Wax: Sunnock wax (paraffin wax) manufactured by Ouchi Shinsei Chemical Co., Ltd.
Anti-aging agent: Santoflex 13 (N-phenyl-N ′-(1,3-dimethylbutyl) -p-phenylenediamine) manufactured by Flexis
Stearic acid: Tungsten zinc oxide manufactured by Nippon Oil & Fats Co., Ltd .: Zinc Hua No. 2 manufactured by Mitsui Kinzoku Mining Co., Ltd. Sulfur, oil content: 10%)
Vulcanization accelerator 1: Noxeller D (diphenylguanidine) manufactured by Ouchi Shinsei Chemical Industry Co., Ltd.
Vulcanization accelerator 2: Noxeller NS (N-tert-butyl-2-benzothiazolylsulfenamide) manufactured by Ouchi Shinsei Chemical Co., Ltd.

Example 1 and Comparative Examples 1-3
According to the formulation shown in Table 1, using a 1.7 L Banbury mixer manufactured by Kobe Steel, Ltd., the mixture was kneaded for 5 minutes at 150 ° C. to obtain a kneaded product. Next, using an open roll, sulfur and a vulcanization accelerator were added to the obtained kneaded product, and kneaded for 5 minutes at 90 ° C. to obtain an unvulcanized rubber composition. Furthermore, the vulcanized rubber composition of Example 1 and Comparative Examples 1-3 was obtained by press-vulcanizing the obtained unvulcanized rubber composition for 30 minutes at 150 ° C.

(Viscoelasticity test)
A 4 mm × 30 mm × 1.5 mm strip sample was cut from the vulcanized rubber composition, and using a viscoelastic spectrometer manufactured by Iwamoto Seisakusho, the frequency was 10 Hz, the initial strain was 10%, and the dynamic strain was 1%. Under the conditions, the complex elastic modulus (E ^* ) and loss tangent (tan δ) at 70 ° C. were measured. In addition, it shows that rigidity is high and steering stability is excellent, so that E ^* is large, and it shows that it is excellent in low-fuel-consumption property, so that tan-delta is small.

(Maneuvering stability)
The unvulcanized rubber composition is molded into a tread shape, bonded together with other tire members, an unvulcanized tire is molded, and the unvulcanized tire is press vulcanized at 150 ° C. for 30 minutes. Thus, a tire (tire size: 195 / 60R15) was manufactured.

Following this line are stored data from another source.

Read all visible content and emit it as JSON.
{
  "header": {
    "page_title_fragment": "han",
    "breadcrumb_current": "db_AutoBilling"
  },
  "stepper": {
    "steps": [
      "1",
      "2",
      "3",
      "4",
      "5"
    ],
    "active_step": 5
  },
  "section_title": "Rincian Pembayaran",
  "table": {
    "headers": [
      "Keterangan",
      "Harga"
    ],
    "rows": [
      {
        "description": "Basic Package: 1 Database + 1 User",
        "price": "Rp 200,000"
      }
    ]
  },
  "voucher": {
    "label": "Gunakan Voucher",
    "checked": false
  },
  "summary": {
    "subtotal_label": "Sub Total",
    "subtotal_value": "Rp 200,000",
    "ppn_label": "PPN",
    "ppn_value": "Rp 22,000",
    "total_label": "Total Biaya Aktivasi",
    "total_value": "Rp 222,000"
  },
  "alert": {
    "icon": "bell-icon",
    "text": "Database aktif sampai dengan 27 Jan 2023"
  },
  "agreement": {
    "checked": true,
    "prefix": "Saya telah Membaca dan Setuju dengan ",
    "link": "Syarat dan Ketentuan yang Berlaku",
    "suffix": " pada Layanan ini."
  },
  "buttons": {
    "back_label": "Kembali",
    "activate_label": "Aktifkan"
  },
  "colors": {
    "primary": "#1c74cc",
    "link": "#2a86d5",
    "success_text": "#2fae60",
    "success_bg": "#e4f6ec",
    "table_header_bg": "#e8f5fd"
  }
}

  The manufactured tire was mounted on a normal passenger car and the vehicle was run on a dry asphalt road test course. At that time, the steering stability index of Comparative Example 1 was set to 100, and the test driver evaluated the steering stability of each formulation by sensory evaluation. In addition, it shows that it is excellent in steering stability and riding comfort, so that a steering stability index | exponent is large.

  The evaluation results of the above test are shown in Table 1.

Claims (2)

Diene rubber component having a molecular weight distribution (Mw / Mn) of 2.3 or less and containing 30% by weight or more of styrene butadiene rubber terminal-modified for silica, and 0.5 to 20 with respect to 100 parts by weight of the rubber component A rubber composition for tire treads, which contains paper fibers having an average fiber length of 10 to 1000 μm, an average fiber diameter of 0.5 to 100 μm, and a ratio of the average fiber length to the average fiber diameter of 10 to 2000 in parts by weight. The rubber composition for a tire tread according to claim 1, wherein the ratio of the average fiber length to the average fiber diameter of the paper fibers is 100 to 2,000.